0935: Targeted Synovial Tissue RNA-Seq Coupled with Artificial Intelligence Accurately Predicts Early Rheumatoid Arthritis Patients Likely to Respond to CsDMARDs, Enriching CsDMARDs Response Rates and Enabling Early Identification of Patients Requiring Subsequent Biological Therapy
Giorgio CASABURI, Tyler O'Malley, Todd Holscher and Ming-Chou Lee, Exagen, Inc., Vista, CA
Background/Purpose: Rheumatoid arthritis (RA) is a chronic, inflammatory, systemic autoimmune disease, affecting the joints with varying severity. RA affects approximately 0.5/1% of adults in the United States. Currently, conventional synthetic disease modifying anti-rheumatic drugs (csDMARDs) are the first line therapy for RA. However, about 40% of patients do not respond to csDMARDs and will require subsequent biological therapy. The identification at disease onset of patients who are likely to respond to csDMARDs remains a major unmet need, adding millions of dollars in medical expenses to the US healthcare system annually, as well as negatively impacting overall patients’ life. Here, we present a new generation of machine learning algorithms that can accurately identify RA treatment-naïve patients likely to respond to csDMARDs, informing initial RA treatment selection to maximize the potential of csDMARDs and promote early biologic intervention where appropriate.

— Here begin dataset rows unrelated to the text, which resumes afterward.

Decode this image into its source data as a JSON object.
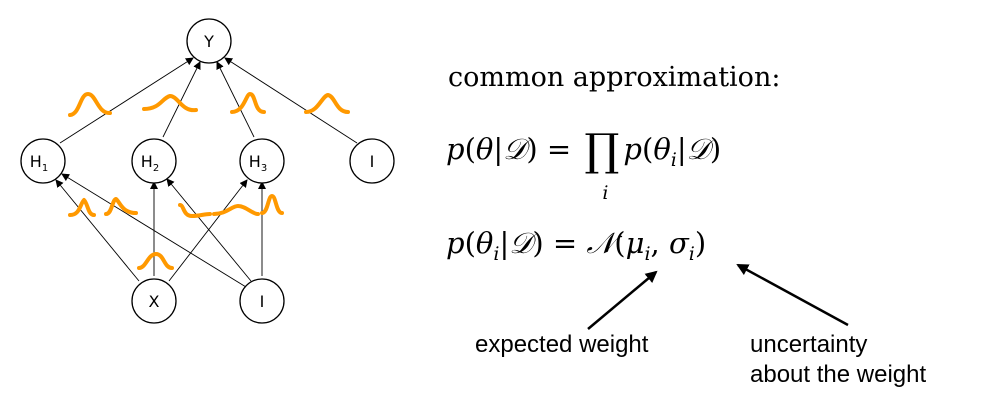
{
  "nodes": {
    "y": {
      "base": "Y",
      "sub": ""
    },
    "h1": {
      "base": "H",
      "sub": "1"
    },
    "h2": {
      "base": "H",
      "sub": "2"
    },
    "h3": {
      "base": "H",
      "sub": "3"
    },
    "bias_top": {
      "base": "I",
      "sub": ""
    },
    "x": {
      "base": "X",
      "sub": ""
    },
    "bias_bottom": {
      "base": "I",
      "sub": ""
    }
  },
  "heading": "common approximation:",
  "eq1": {
    "lhs_p": "p",
    "lhs_open": "(",
    "lhs_theta": "θ",
    "lhs_bar": "|",
    "lhs_D": "𝒟",
    "lhs_close": ")",
    "eq": " = ",
    "prod": "∏",
    "idx": "i",
    "rhs_p": "p",
    "rhs_open": "(",
    "rhs_theta": "θ",
    "rhs_i": "i",
    "rhs_bar": "|",
    "rhs_D": "𝒟",
    "rhs_close": ")"
  },
  "eq2": {
    "p": "p",
    "open": "(",
    "theta": "θ",
    "i": "i",
    "bar": "|",
    "D": "𝒟",
    "close": ")",
    "eq": " = ",
    "N": "𝒩",
    "nopen": "(",
    "mu": "μ",
    "mu_i": "i",
    "comma": ", ",
    "sigma": "σ",
    "sigma_i": "i",
    "nclose": ")"
  },
  "annotations": {
    "expected": "expected weight",
    "uncertainty_line1": "uncertainty",
    "uncertainty_line2": "about the weight"
  },
  "colors": {
    "bump": "#ff9900",
    "ink": "#000000"
  }
}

Methods: A minimum of six synovial biopsies samples per patient were collected from 95 patients at baseline, followed by bulk RNA sequencing. Outcome data was collected at 3 months to classify patients who needed to switch to biological therapy and used for model training. After quality filtering, RNA-Seq annotation, and normalization, the resulting dataset went through an automated machine learning pipeline, capable of concurrently running hundreds of different cross-validated models. Models were trained to predict patients that would respond to csDMARDs. Feature selection and reduction techniques were applied to reduce the number of required predictive biomarkers, while maintaining elevated accuracy. A multi-fold generalizability test was performed on the final set of biomarkers by means of permutational hold out (HO) predictions, e.g., the portion of data that is always blind during training and validation modeling.
Results: A set of unique biomarkers were identified to be highly predictive in discriminating patients that responded or not to csDMARDs at 3 months after sample collection. The average area under the curve (AUC) for the blind HO portion of data was 0.85, with a sensitivity of 0.92 and a specificity of 0.69. Patient probabilities distributions derived from selected biomarkers showed a net separation of responder vs non-responder patients to csDMARDs.
Conclusion: The ability to identify the most appropriate treatment for early RA patients by targeted sequencing in the synovium offers a new opportunity to personalize therapeutic interventions to the patients most in need. This study reinforces the need to change current therapeutic procedures with the help of AI and Big Data to predict during therapeutical decisions the need of biological therapies at disease onset. This approach is likely to have a major impact on disease control, remission, overall healthcare cost, and especially patients’ quality of life.
Disclosures: G. CASABURI, Exagen Inc.; T. O'Malley, Exagen; T. Holscher, Exagen Inc.; M. Lee, None.